Kerry had been reading those blogs for days since she talked to Auset on the jail yard. While she’d started a skeptic and claimed she was just looking into it to see what Auset was talking about, after a while it seemed like Kerry believed some of the stuff—and Garcia-Bell . . . well, she didn’t.
“I found this site this morning. Some guy who lives in Atlanta publishes it. He says he has contacts with ALA,” Kerry said, clicking to the about the author tab on the blog. She’d started using the lingo and jargon writers used on all of the sites and her eyes popped with enthusiasm that also registered in her voice.
She’d been clicking from site to site for almost two hours, dragging Garcia-Bell through a story that began with the CIA plotting to kill Jamison because he was the next perceived leader of young black males seeking success in the South, him connecting with whatever militant group could free him from the ill-fated plot, faking his death, and fleeing to wherever any blog would claim.
“What’s the ALA?” Garcia-Bell asked.
“The African Liberation Army. It’s in Cuba—well, that’s where it’s based, but there are camps everywhere,” Kerry explained and then she read lines from the author’s biography. “Baba Seti. Founder of the Fihankra Center in the West End.” She looked at Garcia-Bell. “Well?”
“Well? What?”
“What do you think? I mean, he sounds very confident.”
“Think about what, Kerry?”
“Do you think he knows—like, about Jamison?”
“What about him?” Garcia-Bell was trying to push Kerry, so she could hear how crazy she sounded even considering what she’d read on some blog.

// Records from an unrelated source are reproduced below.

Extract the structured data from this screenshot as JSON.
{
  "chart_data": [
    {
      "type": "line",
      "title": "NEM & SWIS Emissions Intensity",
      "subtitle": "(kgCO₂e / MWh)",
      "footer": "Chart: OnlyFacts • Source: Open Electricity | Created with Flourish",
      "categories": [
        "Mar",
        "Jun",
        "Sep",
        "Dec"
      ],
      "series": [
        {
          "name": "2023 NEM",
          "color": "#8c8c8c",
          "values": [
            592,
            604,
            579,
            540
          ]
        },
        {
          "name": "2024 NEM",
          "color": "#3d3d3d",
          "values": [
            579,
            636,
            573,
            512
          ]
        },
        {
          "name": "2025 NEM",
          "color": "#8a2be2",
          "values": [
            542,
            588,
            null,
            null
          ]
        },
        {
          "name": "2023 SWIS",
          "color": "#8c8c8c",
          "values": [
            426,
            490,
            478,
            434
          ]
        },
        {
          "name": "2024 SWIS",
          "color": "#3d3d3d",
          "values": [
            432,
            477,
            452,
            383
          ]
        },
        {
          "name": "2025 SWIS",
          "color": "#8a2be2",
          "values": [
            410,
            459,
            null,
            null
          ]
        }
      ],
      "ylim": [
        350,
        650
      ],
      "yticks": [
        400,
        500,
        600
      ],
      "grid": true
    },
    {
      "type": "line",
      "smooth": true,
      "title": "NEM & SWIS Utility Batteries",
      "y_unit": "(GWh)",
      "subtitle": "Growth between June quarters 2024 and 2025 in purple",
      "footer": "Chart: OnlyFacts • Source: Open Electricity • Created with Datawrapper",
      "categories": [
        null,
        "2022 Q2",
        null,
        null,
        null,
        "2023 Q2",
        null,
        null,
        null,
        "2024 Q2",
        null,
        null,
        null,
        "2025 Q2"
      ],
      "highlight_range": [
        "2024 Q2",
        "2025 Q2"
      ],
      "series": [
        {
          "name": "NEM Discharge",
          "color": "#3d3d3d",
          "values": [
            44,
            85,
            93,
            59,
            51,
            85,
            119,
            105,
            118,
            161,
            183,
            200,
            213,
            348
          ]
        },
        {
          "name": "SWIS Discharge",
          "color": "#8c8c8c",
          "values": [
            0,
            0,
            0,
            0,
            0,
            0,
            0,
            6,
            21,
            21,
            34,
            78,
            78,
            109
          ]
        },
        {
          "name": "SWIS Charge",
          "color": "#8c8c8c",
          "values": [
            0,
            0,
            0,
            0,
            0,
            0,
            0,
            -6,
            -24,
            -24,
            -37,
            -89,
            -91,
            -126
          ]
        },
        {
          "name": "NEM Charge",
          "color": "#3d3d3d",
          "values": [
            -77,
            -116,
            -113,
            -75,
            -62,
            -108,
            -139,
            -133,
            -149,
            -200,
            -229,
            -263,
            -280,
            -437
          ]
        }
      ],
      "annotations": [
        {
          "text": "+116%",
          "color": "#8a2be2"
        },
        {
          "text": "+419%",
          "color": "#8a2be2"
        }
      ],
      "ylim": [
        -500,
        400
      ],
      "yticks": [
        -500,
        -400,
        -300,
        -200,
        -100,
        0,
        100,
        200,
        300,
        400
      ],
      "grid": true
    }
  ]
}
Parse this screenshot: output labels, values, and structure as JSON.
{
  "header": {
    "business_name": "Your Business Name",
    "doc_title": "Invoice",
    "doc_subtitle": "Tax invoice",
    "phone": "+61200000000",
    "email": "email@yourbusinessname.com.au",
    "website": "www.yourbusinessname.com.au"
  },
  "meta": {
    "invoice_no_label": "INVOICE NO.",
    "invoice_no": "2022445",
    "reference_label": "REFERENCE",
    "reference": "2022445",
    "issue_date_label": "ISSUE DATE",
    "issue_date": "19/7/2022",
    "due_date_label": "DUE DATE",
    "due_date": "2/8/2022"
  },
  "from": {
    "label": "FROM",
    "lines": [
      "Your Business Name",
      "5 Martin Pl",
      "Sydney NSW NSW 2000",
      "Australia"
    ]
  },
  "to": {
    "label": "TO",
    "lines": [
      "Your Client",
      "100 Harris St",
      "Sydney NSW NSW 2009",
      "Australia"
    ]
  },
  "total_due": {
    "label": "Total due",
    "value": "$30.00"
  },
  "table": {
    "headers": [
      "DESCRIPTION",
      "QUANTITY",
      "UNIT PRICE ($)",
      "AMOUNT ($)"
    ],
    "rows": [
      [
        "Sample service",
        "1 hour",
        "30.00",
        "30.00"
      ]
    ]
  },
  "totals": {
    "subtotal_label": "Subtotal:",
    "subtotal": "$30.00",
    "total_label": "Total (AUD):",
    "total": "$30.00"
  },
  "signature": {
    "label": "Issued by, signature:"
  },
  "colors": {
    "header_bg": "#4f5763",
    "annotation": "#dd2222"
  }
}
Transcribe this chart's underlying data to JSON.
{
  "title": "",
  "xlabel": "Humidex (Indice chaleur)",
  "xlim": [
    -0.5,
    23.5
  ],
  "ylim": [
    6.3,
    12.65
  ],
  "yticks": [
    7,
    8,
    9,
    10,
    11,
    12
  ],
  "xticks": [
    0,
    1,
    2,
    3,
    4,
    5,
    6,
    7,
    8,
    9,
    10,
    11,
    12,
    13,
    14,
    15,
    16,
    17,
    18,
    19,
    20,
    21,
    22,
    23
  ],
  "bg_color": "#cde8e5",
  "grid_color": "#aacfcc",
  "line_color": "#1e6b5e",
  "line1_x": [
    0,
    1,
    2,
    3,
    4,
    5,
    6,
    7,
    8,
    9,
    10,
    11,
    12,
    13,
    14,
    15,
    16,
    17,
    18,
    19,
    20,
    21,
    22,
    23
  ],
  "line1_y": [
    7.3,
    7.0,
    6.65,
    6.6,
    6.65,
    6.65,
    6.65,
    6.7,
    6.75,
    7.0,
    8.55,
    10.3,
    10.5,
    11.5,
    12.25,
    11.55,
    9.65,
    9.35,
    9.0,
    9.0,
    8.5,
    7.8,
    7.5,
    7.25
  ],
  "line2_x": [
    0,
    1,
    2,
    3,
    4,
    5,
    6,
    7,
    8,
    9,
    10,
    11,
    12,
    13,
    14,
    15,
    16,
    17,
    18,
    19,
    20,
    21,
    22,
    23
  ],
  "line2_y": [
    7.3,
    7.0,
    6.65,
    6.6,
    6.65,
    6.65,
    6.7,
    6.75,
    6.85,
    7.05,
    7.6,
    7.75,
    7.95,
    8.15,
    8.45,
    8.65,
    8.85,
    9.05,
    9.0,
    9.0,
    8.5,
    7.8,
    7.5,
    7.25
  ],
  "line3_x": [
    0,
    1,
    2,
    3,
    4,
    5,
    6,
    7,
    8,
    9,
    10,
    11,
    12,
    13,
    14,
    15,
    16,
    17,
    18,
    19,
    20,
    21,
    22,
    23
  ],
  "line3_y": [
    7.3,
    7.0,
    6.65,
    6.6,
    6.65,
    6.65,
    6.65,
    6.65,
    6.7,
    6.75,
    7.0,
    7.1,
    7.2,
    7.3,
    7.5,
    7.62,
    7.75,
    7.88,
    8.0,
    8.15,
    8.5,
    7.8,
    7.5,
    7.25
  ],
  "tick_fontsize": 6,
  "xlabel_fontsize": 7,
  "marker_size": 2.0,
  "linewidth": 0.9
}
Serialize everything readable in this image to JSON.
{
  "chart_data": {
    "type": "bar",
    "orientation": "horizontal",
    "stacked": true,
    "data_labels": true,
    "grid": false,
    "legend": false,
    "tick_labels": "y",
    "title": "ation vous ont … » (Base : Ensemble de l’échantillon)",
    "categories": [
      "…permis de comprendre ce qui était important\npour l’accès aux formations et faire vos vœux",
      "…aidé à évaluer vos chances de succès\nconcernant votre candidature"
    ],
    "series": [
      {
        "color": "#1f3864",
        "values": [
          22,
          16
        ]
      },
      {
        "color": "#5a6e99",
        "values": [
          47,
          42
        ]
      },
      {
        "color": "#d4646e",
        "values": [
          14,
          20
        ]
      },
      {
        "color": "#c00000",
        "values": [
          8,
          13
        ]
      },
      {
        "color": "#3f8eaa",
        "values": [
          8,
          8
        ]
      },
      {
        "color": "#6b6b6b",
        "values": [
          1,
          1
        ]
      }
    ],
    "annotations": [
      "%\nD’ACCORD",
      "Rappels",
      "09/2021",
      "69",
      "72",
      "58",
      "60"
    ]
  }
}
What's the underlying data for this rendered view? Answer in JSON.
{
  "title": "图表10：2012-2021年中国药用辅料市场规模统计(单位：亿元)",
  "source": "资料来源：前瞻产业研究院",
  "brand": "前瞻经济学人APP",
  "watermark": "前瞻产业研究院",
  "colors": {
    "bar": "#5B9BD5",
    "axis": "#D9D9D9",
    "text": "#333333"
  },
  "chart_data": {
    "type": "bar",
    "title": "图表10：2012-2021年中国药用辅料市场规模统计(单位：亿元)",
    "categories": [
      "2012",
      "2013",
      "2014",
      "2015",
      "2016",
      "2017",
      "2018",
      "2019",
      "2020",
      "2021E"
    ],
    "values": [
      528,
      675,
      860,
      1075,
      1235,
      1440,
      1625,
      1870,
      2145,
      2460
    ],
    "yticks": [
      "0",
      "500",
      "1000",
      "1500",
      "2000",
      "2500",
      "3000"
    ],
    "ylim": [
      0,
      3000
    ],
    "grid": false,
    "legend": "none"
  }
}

Kerry frowned at Garcia-Bell like she’d missed something and lowered her head down to Garcia-Bell’s level to whisper as if anyone was listening: “If he’s alive?”
Garcia-Bell looked away.
“What?” Kerry asked. “What?”
“I don’t know. I think—” Garcia-Bell paused and looked down to avoid the hope in Kerry’s eyes. “I think it’s just like all the others. The other conspiracy theory—”
“Conspiracy theory?” Kerry stopped her with an accusatory tone.
“Yes.” Garcia-Bell looked up and into Kerry’s eyes. “I do. All of it is and I don’t know why you’re reading this stuff,” she said. “No, I guess I do. I guess I do know why, but you can’t believe it. You said it yourself. You saw it happen. You were th
ere. Right?”
“I was, but what if I didn’t see what I think I saw?” Kerry asked. “What if what I saw was what Jamison wanted me to see and—I don’t—he’s . . .” Kerry looked off to consider the seduction of her frazzled ideas. “He’s alive.”
Kerry released the computer mouse and kind of sulked at her words.
“He’s alive and you’re in jail? You said he loved you. And you think he’s in Cuba. So, he’s over there and he knows the woman he loves is in jail for killing him? That doesn’t even sound right. None of it does. It sounds crazy. Too far out there, you know?”
“Maybe he had to do it. And he knows I’m in jail, but he’s preparing to come and get me. To get me out,” Kerry said.
Garcia-Bell wanted to shake Kerry and ask her if she heard herself. But she didn’t and she couldn’t. She’d actually seen this inside before. Women who’d gone delusional or half-crazy about everything going on outside once they were locked up. And it was usually about men, all to explain why this or that had happened or wasn’t happening. Prostitutes who believed their pimps loved them and hadn’t come to bail them out because they were “teaching” her a lesson. Girlfriends locked up for crimes committed by their drug-dealing boyfriends, all taking the rap for their lovers, claiming they’d get the easier sentence and do the time in the name of love. But Kerry, how was she falling for this? What was with this sudden change?
She thought to tell Kerry all about the other women and what the bars could do to the desperate mind, but she didn’t think it would do Kerry any good. Maybe these theories could actually help Kerry with her time. Put some bandages over her broken heart.
“Baba Seti?”
Garcia-Bell and Kerry turned to find Auset standing behind them, reading the words on the computer screen over their shoulders.
Garcia-Bell rolled her eyes instantly.